To determine how many more points Pocahontas needs to score at least 70, we calculate the difference between her current score and the minimum required score. With each question worth 5 points, we set up an inequality, 5x >= 40, where x is the number of additional questions she needs to answer correctly.
The question asks us to find the inequality representing the additional points Pocahontas must earn to achieve a minimum grade of 70 if she has already answered 6 questions correctly for 5 points each. First, we calculate the points Pocahontas has already earned: 6 questions × 5 points each = 30 points. Since the minimum grade is 70 points, she needs to earn at least 70 - 30 = 40 more points. Let's define x as the number of additional questions she must get right. Each question is worth 5 points, so 5x is the number of points she needs to earn from these questions. Therefore, the inequality representing the situation is 5x + 30 ≥ 70, which simplifies to 5x ≥ 40.

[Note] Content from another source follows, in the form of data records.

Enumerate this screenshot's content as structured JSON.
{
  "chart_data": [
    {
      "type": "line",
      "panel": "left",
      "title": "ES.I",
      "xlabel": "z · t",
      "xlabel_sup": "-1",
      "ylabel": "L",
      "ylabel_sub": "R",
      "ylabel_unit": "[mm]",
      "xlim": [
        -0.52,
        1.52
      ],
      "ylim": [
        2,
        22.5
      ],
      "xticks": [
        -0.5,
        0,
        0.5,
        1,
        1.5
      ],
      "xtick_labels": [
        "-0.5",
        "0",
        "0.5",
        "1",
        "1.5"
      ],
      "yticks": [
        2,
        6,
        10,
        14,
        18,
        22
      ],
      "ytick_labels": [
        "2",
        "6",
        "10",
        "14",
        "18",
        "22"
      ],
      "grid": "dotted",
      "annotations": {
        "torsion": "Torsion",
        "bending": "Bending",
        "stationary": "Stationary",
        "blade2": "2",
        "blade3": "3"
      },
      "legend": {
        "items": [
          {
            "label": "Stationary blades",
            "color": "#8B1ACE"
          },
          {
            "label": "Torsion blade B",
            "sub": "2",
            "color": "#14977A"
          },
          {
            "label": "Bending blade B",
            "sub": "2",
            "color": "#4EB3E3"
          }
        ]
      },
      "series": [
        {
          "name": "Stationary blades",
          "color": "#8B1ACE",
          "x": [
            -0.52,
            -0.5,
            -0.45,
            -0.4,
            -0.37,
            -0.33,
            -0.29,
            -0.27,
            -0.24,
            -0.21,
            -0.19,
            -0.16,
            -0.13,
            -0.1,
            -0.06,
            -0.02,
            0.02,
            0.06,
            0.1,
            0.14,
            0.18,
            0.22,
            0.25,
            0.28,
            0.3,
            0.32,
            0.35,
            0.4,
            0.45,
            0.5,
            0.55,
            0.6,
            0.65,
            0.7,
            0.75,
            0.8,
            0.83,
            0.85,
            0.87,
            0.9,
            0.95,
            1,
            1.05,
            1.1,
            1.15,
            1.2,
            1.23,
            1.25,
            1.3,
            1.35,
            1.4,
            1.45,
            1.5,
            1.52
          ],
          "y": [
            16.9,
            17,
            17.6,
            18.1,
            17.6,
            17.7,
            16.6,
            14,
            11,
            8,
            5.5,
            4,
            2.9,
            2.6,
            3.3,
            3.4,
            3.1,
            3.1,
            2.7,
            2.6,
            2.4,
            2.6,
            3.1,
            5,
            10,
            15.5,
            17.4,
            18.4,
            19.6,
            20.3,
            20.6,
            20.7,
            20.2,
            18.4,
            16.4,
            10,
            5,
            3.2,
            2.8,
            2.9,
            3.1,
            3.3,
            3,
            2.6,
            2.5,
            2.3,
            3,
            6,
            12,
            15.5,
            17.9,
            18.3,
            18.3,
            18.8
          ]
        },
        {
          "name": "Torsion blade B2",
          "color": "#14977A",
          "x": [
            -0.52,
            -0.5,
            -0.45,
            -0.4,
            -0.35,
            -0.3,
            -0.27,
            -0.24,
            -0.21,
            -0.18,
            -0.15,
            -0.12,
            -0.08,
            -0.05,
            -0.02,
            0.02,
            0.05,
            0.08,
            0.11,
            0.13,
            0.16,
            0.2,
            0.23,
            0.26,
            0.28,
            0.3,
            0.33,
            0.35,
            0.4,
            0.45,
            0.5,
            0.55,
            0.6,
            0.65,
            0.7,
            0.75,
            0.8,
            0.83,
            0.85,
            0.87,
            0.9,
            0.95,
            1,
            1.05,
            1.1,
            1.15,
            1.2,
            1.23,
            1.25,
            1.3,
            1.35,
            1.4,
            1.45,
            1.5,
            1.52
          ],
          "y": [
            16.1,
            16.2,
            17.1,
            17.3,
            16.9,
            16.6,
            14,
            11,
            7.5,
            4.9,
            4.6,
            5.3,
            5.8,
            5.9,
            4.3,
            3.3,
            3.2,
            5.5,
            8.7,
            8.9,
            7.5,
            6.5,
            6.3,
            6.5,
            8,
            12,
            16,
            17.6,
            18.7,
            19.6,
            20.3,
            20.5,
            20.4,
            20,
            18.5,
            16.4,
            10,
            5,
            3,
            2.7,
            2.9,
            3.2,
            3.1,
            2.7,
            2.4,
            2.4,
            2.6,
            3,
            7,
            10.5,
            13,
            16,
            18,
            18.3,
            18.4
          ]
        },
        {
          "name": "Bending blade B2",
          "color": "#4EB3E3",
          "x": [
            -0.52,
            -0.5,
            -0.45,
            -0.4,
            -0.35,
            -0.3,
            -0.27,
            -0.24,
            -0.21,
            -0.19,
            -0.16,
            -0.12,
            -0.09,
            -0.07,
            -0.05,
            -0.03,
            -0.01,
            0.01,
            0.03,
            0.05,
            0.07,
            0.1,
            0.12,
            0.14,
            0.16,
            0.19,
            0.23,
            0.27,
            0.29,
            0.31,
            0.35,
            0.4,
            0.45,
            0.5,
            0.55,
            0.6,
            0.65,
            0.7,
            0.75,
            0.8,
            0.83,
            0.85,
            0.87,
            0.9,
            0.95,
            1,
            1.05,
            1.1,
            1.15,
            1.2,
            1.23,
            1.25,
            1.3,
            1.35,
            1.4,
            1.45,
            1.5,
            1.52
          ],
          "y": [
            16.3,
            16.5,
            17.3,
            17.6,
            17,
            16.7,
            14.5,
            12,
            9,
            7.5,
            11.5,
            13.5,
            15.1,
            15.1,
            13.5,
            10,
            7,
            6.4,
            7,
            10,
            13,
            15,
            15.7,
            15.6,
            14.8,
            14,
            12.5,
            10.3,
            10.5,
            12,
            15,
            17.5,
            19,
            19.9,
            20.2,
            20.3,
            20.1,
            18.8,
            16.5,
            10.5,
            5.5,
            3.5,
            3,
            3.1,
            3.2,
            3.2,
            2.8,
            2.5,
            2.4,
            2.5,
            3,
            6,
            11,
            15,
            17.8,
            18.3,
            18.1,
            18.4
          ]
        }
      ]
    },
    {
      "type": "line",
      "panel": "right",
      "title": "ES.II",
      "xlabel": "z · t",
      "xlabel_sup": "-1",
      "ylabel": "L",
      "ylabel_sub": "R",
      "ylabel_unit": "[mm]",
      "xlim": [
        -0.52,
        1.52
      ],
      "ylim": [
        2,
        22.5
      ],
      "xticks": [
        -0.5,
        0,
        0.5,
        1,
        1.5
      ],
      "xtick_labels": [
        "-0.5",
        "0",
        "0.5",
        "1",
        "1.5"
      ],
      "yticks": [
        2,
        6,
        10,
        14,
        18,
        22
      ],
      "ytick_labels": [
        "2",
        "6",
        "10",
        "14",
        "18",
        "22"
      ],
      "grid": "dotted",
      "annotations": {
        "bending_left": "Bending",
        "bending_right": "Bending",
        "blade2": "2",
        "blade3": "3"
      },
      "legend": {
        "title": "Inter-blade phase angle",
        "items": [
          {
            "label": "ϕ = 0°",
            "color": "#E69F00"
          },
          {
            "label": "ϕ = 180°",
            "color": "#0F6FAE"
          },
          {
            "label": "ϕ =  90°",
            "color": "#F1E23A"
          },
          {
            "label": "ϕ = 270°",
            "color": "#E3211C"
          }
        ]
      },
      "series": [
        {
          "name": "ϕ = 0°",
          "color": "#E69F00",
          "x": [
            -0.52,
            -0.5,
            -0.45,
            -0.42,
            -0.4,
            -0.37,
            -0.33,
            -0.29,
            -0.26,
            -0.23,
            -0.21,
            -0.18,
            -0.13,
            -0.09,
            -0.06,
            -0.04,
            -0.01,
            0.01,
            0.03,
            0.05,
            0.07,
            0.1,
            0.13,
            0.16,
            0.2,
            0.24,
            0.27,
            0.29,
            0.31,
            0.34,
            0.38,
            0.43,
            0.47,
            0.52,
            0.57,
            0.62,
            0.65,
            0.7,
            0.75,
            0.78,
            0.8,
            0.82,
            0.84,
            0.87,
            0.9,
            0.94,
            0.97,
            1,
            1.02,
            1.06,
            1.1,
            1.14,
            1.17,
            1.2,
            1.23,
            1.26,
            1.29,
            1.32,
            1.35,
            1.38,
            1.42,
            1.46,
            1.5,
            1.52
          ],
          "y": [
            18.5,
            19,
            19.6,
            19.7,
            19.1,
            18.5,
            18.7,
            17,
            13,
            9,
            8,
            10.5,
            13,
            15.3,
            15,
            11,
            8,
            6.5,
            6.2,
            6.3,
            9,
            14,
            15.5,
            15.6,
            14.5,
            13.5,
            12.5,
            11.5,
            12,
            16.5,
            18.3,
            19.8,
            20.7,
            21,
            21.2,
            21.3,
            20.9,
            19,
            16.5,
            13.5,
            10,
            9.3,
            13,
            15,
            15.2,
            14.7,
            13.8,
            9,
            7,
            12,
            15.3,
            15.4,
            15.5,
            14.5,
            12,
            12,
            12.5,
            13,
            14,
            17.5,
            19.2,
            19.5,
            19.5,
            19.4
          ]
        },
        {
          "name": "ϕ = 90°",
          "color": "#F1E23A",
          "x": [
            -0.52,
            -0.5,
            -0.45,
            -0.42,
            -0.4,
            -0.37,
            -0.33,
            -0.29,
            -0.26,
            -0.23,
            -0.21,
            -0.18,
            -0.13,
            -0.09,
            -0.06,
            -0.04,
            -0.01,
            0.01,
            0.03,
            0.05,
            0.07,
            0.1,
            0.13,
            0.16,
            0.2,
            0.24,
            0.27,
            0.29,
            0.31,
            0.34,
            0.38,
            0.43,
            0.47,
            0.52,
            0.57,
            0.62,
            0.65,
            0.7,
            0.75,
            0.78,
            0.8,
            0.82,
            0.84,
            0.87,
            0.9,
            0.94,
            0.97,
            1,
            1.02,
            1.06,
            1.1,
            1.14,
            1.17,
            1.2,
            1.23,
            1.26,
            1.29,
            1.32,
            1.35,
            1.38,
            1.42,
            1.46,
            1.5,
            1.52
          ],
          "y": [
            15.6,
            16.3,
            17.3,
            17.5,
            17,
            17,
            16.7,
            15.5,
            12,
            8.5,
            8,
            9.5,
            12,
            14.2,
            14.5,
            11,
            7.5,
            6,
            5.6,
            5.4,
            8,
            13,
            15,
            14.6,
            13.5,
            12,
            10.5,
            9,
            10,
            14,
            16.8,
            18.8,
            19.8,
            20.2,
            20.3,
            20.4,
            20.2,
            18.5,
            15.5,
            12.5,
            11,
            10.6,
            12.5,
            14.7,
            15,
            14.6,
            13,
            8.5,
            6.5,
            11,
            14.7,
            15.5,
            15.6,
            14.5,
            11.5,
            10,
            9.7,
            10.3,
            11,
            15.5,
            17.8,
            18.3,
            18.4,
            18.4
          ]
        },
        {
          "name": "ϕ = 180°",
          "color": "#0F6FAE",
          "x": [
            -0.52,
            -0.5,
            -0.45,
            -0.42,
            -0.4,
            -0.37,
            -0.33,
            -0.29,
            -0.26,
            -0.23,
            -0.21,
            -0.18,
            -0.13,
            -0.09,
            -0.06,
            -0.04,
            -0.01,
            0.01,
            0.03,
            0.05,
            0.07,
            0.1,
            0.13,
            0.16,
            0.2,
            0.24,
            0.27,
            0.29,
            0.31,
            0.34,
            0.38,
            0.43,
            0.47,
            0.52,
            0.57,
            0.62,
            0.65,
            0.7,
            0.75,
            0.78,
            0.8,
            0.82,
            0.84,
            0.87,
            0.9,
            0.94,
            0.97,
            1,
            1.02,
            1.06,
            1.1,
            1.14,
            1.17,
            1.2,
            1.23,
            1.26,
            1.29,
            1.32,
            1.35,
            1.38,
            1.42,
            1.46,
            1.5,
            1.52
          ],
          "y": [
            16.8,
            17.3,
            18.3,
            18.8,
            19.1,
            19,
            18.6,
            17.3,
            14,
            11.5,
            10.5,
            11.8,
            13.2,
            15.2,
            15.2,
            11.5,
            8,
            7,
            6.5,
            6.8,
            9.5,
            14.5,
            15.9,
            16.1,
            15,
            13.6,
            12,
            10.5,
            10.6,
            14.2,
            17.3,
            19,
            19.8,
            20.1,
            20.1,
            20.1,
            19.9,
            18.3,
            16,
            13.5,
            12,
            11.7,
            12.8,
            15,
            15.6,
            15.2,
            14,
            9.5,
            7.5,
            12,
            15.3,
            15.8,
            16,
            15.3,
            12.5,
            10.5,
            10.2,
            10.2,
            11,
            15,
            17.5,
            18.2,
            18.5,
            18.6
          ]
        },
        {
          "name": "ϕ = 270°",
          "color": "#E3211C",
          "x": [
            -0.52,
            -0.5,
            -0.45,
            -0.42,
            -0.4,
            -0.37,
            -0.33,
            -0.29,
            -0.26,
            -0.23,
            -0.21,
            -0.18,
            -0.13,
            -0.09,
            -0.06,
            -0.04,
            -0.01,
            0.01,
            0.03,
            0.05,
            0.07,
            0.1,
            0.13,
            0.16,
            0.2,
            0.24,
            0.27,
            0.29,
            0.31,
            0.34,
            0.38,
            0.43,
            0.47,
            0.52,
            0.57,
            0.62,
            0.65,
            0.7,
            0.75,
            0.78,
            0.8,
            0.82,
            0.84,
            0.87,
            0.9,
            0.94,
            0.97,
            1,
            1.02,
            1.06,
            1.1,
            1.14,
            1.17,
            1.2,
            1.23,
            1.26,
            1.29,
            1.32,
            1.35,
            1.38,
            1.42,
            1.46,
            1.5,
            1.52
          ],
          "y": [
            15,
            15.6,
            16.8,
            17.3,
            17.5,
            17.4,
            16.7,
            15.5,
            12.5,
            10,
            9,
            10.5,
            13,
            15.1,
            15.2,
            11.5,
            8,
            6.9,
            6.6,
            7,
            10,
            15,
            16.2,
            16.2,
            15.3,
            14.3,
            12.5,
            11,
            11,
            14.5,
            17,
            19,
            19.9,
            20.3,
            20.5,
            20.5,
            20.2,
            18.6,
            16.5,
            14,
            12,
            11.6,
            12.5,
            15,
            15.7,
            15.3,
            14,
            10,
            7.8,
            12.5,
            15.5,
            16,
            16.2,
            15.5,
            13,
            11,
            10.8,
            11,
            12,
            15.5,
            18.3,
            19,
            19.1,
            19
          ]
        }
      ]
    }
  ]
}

To solve this problem, we perform a step-by-step calculation. Pocahontas has secured 30 points by answering 6 questions correctly. Knowing that each question is worth 5 points, we seek to find out how many more questions (let's call this number x) she needs to answer correctly to reach the 70-point threshold. By setting up an inequality, 5x + 30 ≥ 70, we account for the points she already has (30) and the points each new correct answer will add (5x). Solving this inequality gives us the minimum number of questions she needs to get right to achieve the minimum grade of 70 points.
In conclusion, the inequality 5x ≥ 40 shows the requisite points Pocahontas needs to earn to meet or exceed the minimum test score of 70 points, assuming she continues to correctly answer each question for 5 points.